How have you been able to employ digital humanities in your research?

Nguyen: For this specific book, digital humanities gave me the methodological training to approach historical sources as data and as contested data too. There were a lot of library circulation statistics of how many people entered the library, how many books they checked out, when they entered, and what race and gender they were, as well as what they read. There was a lot of unstructured data because they were primary sources and digital humanities gave me the intellectual background to structure and organize the data in systematic ways and to criticize it to see which spaces have data silences and what data I don’t have.

Digital humanities is also connected with my community-engaged scholarship.
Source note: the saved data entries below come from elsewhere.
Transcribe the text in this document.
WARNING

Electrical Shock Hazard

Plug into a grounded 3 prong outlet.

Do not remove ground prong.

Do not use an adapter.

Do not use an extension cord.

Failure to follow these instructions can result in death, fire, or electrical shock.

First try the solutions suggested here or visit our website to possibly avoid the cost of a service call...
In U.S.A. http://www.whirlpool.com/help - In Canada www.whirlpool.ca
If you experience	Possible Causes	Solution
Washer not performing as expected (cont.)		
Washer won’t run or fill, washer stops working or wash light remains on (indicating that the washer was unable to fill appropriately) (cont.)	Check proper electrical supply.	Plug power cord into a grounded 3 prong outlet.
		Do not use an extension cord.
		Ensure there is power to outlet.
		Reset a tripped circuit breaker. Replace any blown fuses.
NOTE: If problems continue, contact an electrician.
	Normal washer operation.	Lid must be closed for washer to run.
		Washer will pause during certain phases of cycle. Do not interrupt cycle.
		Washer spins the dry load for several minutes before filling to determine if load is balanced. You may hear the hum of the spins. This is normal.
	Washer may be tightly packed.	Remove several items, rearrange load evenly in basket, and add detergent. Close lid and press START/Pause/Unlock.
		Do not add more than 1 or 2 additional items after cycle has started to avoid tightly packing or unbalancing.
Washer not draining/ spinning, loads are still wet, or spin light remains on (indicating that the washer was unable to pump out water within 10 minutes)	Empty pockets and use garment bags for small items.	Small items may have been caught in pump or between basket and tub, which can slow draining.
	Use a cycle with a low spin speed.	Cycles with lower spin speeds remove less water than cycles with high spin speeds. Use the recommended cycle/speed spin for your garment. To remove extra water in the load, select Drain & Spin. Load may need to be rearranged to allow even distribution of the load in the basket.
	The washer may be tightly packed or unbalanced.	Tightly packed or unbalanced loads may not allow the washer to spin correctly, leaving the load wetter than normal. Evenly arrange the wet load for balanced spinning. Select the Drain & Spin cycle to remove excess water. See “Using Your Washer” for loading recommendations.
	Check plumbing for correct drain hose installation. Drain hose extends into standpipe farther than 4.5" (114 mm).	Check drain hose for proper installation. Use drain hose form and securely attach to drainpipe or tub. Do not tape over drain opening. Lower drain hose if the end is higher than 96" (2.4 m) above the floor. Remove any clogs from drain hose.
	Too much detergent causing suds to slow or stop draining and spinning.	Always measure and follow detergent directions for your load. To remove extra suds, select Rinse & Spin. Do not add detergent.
As a historian, I engage closely with archivists and librarians, and what I hear from my engagement with them that’s been of rising importance is the role of digital scholarship, digital literacy, digital information systems. 

My work this past summer in Cambodia with my Vietnamese colleagues and Vietnamese librarians was around questions of digital futures within libraries. My community-engaged research co-designs with my community partners around urgent contemporary needs in knowledge transmission, preservation, and information literacy. My book also engages with Cambodia as well, as part of French Indochina and the legacies of those information systems or inequalities that had roots in the colonial period, and what they might look like today in terms of language, education, and information literacy.

“Bibliotactics: Libraries and the Colonial Public in Vietnam” will be released on Jan. 13, 2026; an open source version will be available as well.